Avec une telle armada, pensez-vous que la victoire du PSG en Ligue des Champions devienne une obligation ?

Le PSG est certes actuellement la meilleure équipe avec le meilleur effectif au monde, mais cela ne veut pas dire non plus qu’elle va gagner la Ligue des Champions à tous les coups. Ce n’est jamais garanti à l’avance que la meilleure équipe finisse par gagner. Certaines éditions l’ont prouvé. Sans oublier que les concurrents sont là comme le Bayern, Manchester City, la Juventus, Barcelone.

Meilleur équipe du monde mais pas l’assurance de gagner

Mais pourquoi le PSG n’a pas encore gagné cette compétition. Où est le problème ?

A partir des huitièmes, cinq ou six équipes peuvent gagner. J’espère que cette année le PSG y parviendra. C’est le grand favori. Mais il faut aussi que toutes les planètes soient alignées, que l’effectif soit au complet, que Sergio Ramos soit rétabli, que le groupe soit épargné par les blessures. Mais c’est vrai que pour le PSG c’est sans doute l’année ou jamais.

Qu’a le PSG en plus cette saison par rapport aux équipes d’avant outre l’arrivée de Messi ?

Ils ont maintenant deux très grands gardiens (Navas, Donnarumma). Ils ont pris aussi le capitaine des Pays-Bas, Wijnaldum. Je ne connais pas Hakimi sur le bout des doigts, mais c’est aussi un excellent joueur. Ils ont fait un excellent recrutement.

Que vous reste-t-il de vos années de joueur au PSG ?

De beaux souvenirs. Je ne suis pas quelqu’un qui collectionne. Je n’ai aucun maillot. Je garde surtout des images dans ma tête.

« Pour le PSG c’est sans doute l’année ou jamais »

Quel a été votre meilleur souvenir avec le PSG ?

Il y a évidemment le titre de champion de France qu’on a gagné en 1986. Cela reste un excellent souvenir, mais une surprise aussi. Nantes était plus fort que nous cette saison-là. Il y a eu aussi la Coupe de France en 1983 (3-2 contre Nantes, Ndlr). Même quand on a été champions de France, on avait une équipe moyenne.

On ne partait pas pour gagner le titre. D’autres équipes étaient davantage favorites. A l’époque, les dirigeants ne mettaient pas vraiment les moyens pour mettre en place une grande équipe. En plus, quand je suis arrivé au PSG (en 1982), on n’avait le droit qu’à deux étrangers, puis trois. Cela n’a rien à voir avec aujourd’hui. Donc ce n’était pas évident.
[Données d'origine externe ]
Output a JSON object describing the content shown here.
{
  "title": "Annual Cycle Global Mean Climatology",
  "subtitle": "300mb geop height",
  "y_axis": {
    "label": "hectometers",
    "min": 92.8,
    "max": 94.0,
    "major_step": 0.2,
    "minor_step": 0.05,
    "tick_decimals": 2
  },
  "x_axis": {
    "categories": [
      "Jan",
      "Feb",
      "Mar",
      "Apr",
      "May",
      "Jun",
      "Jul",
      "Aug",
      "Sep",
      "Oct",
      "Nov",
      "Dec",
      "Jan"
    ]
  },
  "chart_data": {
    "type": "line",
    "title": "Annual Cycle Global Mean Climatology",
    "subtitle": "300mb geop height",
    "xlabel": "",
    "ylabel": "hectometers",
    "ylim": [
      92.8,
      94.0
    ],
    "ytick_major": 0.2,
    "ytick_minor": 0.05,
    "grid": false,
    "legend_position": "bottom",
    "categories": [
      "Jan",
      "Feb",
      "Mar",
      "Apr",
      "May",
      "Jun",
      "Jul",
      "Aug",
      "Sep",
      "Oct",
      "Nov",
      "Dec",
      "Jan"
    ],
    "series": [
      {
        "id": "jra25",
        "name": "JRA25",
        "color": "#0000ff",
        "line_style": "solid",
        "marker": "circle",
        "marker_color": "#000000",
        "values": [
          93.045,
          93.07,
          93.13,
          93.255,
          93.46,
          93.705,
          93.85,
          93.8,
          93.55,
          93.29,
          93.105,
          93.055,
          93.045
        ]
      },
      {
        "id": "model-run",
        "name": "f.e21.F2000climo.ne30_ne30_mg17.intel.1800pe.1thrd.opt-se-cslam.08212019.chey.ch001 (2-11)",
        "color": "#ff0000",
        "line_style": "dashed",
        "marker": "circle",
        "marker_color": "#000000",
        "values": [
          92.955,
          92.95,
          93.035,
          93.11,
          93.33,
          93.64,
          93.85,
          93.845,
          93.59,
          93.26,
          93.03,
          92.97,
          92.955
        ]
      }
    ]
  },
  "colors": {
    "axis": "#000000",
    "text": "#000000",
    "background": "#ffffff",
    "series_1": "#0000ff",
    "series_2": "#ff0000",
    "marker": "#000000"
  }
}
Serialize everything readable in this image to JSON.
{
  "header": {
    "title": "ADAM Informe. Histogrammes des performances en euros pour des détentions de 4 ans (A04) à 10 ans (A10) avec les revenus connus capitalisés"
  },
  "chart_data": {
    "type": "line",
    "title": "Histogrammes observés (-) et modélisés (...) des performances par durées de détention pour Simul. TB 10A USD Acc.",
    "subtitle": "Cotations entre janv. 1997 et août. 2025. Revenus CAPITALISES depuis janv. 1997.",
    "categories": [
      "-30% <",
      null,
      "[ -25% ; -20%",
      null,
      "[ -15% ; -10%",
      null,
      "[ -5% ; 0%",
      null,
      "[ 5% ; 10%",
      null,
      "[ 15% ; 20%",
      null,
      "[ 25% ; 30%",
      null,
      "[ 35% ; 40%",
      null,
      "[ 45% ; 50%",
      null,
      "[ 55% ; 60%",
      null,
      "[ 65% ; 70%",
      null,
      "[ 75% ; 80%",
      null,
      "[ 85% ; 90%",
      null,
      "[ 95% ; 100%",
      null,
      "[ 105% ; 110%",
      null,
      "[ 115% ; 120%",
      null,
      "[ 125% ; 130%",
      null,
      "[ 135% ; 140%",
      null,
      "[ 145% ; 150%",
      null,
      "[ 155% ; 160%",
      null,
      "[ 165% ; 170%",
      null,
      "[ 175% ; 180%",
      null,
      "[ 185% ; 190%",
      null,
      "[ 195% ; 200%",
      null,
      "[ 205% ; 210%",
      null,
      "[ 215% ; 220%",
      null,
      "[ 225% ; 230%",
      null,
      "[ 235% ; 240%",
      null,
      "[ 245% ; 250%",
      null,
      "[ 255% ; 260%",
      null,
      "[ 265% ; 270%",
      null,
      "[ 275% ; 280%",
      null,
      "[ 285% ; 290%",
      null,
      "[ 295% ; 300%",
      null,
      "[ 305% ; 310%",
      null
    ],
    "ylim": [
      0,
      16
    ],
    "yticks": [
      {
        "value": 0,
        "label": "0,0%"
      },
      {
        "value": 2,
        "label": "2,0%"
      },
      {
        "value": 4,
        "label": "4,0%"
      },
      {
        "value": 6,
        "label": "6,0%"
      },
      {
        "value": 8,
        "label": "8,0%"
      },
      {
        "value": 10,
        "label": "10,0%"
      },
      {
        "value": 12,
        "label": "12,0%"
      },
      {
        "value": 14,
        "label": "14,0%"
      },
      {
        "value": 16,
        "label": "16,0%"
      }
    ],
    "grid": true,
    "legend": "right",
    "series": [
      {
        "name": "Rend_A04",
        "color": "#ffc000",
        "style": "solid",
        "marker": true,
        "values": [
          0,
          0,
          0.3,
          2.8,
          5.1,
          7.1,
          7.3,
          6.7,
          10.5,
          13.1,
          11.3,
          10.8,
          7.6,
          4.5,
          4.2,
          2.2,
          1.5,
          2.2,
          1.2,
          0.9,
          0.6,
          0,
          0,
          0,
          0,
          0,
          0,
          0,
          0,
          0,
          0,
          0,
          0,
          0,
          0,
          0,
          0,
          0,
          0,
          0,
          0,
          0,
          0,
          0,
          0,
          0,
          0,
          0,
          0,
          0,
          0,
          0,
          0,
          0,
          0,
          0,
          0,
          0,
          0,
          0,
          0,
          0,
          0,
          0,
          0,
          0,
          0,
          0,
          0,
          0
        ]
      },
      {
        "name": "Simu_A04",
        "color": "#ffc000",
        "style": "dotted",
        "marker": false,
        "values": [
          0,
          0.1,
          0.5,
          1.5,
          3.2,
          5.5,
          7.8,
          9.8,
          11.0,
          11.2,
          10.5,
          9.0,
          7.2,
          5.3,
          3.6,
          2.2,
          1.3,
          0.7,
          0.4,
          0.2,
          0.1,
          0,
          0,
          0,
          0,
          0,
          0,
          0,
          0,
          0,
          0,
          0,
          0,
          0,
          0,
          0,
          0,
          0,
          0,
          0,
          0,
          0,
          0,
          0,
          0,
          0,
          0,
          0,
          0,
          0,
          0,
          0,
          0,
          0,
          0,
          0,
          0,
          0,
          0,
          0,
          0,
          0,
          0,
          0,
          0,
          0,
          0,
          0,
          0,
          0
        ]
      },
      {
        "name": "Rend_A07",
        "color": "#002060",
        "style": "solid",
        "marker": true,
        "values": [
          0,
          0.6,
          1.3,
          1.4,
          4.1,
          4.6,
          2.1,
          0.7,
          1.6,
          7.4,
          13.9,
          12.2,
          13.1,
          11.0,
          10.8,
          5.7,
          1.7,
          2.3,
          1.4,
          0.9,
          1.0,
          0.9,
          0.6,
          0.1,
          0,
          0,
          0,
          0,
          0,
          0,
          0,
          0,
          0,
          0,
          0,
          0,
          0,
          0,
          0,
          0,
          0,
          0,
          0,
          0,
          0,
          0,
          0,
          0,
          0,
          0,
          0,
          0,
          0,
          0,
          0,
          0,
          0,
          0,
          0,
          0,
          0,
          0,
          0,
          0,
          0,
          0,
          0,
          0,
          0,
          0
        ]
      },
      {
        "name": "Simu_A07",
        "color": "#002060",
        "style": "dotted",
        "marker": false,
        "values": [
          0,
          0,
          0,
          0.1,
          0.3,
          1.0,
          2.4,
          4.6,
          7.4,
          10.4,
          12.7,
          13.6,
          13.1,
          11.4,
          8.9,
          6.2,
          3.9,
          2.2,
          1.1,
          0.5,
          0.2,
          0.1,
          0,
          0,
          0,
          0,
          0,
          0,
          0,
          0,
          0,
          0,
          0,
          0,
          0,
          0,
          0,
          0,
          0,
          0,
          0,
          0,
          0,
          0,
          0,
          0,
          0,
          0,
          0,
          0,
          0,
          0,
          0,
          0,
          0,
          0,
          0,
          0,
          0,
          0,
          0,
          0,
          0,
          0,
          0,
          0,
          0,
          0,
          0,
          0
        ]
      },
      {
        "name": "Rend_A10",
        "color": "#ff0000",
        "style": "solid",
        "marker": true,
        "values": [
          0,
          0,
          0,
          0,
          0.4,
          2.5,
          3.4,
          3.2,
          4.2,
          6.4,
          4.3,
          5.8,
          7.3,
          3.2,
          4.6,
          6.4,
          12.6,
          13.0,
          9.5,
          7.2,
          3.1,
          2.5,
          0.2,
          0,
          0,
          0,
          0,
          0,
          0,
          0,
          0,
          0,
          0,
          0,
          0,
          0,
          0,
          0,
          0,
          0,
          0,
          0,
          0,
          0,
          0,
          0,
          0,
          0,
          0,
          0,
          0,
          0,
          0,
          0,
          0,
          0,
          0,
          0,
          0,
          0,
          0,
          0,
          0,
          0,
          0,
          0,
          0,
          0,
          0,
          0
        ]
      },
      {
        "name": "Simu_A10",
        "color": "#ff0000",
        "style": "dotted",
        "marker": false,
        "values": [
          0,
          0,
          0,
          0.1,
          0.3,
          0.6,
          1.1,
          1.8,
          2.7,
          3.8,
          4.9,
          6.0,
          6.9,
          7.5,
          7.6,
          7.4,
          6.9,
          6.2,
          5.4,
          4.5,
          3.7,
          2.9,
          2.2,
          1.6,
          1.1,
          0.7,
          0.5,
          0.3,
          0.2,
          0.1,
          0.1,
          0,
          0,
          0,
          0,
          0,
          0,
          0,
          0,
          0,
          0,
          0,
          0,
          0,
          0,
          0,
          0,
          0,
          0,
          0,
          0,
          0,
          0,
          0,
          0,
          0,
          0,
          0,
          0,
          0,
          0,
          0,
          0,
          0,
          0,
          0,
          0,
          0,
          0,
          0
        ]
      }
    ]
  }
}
Pensiez-vous qu’un jour le PSG puisse se transformer à ce point et avoir une telle dimension internationale ?

Je m’y attendais. Dans une ville comme Paris, je me suis souvent demandé comment c’était possible qu’on ne puisse pas avoir une très grande équipe. Quand on regarde beaucoup de capitales, elles ont au moins deux ou trois grandes équipes.

Regardez à Londres le nombre de clubs en première division ! Pour attirer de grands joueurs, il faut avoir une grande équipe. Je savais que cela allait arriver. Surtout avec une plus grande circulation d’étrangers.